D3 (data driven documents) is a JavaScript library that helps you build visualisations. It is very powerfull (most of the JavaScript datavisualization libraries are based on it). It handles the data you pass it and mutates the DOM.

With React, on the other hand, you never access directly the DOM and let it manage the changes as well as the events.

So, by default, the two of them don't really get along ... d3 messes up with React's reconciliation and React removes what d3 is appending to the DOM ...

In the last year a lot of projects have risen with the goal to make those two work gently together, but there isn't a clear winner yet.

There are two main approaches, both of them using d3 for the processing:

  • blackbox d3 and let it do the render without messing up with React lifecyle
  • reimplement the job done by d3 on the DOM by letting React do the render (wrapping svg inside jsx)

Both approaches have their pros and cons (I won't talk about that here - people with more experience in that field than me have written posts on that).


This project now follows the same development workflow as the one explained in topheman/webpack-babel-starter (the v2 using webpack 2).


git clone
cd d3-react-experiments


From localhost

npm start

From your network ip

Useful to access the website via wifi from other devices such as smartphones.

LOCALHOST=false npm start


At the root of the project :

  • npm run build: for debug (like in dev - with sourceMaps and all)
  • npm run build-prod: for production (minified/optimized ...)
  • npm run build-prod-all: both at once in the same build (with sourcemaps on dev version)

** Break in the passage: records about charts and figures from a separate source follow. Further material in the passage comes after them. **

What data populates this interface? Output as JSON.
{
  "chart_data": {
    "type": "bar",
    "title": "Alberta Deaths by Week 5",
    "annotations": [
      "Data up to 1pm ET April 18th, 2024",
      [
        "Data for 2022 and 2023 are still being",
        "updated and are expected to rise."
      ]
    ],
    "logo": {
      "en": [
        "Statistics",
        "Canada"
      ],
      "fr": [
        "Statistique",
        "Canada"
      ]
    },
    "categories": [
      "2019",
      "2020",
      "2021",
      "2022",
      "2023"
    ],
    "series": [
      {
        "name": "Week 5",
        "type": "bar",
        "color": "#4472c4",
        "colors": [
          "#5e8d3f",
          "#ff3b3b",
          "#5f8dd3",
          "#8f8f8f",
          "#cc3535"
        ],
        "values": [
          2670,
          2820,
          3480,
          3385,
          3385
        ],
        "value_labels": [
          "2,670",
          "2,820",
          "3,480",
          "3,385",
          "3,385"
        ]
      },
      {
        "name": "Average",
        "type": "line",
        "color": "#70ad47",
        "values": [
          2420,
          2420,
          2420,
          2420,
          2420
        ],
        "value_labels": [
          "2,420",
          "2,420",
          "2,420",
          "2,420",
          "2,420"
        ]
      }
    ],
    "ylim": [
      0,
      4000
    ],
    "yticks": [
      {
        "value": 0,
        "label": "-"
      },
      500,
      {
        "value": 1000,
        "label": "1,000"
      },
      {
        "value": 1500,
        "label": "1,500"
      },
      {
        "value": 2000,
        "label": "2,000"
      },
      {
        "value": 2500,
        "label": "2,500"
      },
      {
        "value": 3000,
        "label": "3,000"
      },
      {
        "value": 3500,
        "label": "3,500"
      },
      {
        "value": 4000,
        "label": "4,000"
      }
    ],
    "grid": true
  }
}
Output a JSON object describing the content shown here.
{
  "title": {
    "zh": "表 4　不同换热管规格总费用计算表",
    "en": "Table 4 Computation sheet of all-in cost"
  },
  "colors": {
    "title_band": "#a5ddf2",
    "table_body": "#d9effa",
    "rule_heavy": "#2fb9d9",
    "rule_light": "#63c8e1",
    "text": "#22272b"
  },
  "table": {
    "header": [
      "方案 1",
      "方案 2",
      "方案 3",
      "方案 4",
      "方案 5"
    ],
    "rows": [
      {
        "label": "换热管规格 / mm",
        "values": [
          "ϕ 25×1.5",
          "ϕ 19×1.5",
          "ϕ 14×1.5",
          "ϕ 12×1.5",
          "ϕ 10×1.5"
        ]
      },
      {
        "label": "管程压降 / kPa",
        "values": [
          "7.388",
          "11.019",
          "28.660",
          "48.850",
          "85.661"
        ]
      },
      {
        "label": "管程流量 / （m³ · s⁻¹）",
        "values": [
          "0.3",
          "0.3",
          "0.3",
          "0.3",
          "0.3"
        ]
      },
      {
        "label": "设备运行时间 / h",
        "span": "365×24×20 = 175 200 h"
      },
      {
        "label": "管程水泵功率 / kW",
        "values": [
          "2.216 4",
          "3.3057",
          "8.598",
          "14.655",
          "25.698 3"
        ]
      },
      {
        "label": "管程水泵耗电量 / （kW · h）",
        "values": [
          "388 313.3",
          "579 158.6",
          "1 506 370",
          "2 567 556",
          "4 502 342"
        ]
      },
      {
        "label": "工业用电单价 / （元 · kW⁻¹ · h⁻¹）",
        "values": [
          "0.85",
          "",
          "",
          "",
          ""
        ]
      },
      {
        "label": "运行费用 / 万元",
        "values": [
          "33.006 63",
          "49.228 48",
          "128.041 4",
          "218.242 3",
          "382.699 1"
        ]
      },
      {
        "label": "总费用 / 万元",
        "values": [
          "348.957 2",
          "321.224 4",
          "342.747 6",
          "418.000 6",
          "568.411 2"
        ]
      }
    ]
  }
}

A /build/dist folder will be created with your project built in it.

You can run it with npm run serve-build


I'm using eslint, based on eslint-config-airbnb, a preset for .eslintrc configuration. For more infos, checkout the release it was implemented: react-es6-redux@2.5.0.

  • npm run lint: single run linting of /src & /test folders
  • npm run lint-watch: same in watch mode

You can disable the linter by LINTER=false npm start (though it will still be run a pre-commit hook)


This project is unit tested using the Jest framework:

  • To run those tests: npm test
  • To run those tests in watch mode: npm run jest-watch
  • To update snapshots: npm run jest -- -u

Those unit tests are run each time you commit and will be run on travis-ci when you'll push.